On 21/05/06, Steve Bennett <stevagewp(a)gmail.com> wrote:
On 5/20/06, Ray Saintonge <saintonge(a)telus.net>
wrote:
It's still a matter of how you expose the hypocrisy. In the case of the
Massachusetts congressman who openly campaigned for a maximum of four
terms, it was a verifiable fact that he was in his seventh term.
I would still be careful - I doubt that we could not have found a source for
someone else pointing out the hypocrisy. If it was up to us, we would have
to be very careful that he had indeed promised that, that there were not
significant mitigating circumstances in the meantime, that anybody actually
cared etc.
Politicians make lots of broken promises...it's appropriate to point out the
ones that made headlines. Pointing out that a promise made as a backbencher
to completely reform the nation's tax system was never carried out...well,
you'd struggle to find a one line mention in a local paper about that.

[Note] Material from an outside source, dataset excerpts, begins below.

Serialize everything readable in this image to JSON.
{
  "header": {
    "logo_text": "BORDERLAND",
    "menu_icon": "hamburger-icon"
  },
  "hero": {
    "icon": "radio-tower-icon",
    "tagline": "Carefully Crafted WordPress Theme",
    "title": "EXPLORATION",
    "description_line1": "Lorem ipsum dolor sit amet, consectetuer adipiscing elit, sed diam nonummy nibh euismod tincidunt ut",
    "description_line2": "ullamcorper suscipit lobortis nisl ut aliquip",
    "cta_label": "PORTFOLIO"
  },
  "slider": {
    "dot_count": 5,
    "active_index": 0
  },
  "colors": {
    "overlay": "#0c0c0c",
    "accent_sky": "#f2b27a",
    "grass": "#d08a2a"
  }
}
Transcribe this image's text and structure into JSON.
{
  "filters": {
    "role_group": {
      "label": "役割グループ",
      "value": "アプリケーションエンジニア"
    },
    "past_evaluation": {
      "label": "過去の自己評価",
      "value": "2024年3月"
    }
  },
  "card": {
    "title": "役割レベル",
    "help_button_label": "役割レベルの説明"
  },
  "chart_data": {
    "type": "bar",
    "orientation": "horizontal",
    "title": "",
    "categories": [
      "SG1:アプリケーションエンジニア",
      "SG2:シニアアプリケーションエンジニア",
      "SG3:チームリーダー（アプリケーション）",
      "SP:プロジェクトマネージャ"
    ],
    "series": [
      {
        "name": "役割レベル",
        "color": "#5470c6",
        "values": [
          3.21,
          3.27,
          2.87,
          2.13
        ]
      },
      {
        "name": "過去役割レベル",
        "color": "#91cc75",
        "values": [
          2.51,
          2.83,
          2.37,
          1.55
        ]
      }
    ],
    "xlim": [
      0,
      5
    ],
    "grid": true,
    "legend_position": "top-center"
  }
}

My view, incidentally, is that it would be worthwhile mentioning that
as a backbencher he promised X, Y and Z - it shows where his interests
lay, which is always of note - but actually saying "and, of course, he
never managed it" is itself the "spin" You assume by default that a
backbencher's goals are never going to be carried out, and whilst on
the rare occasions when one manages it you say so*, actually pointing
it out seems like you're trying to make a point.
I guess this ties in well with the headlines thing - successes should
be remarked on, and Big Things which fail remarked on, but not the
things that no-one noticed...
* A. P. Herbert gave a maiden speech on his second day in the House
promising to reform the divorce laws - and had it done within a year!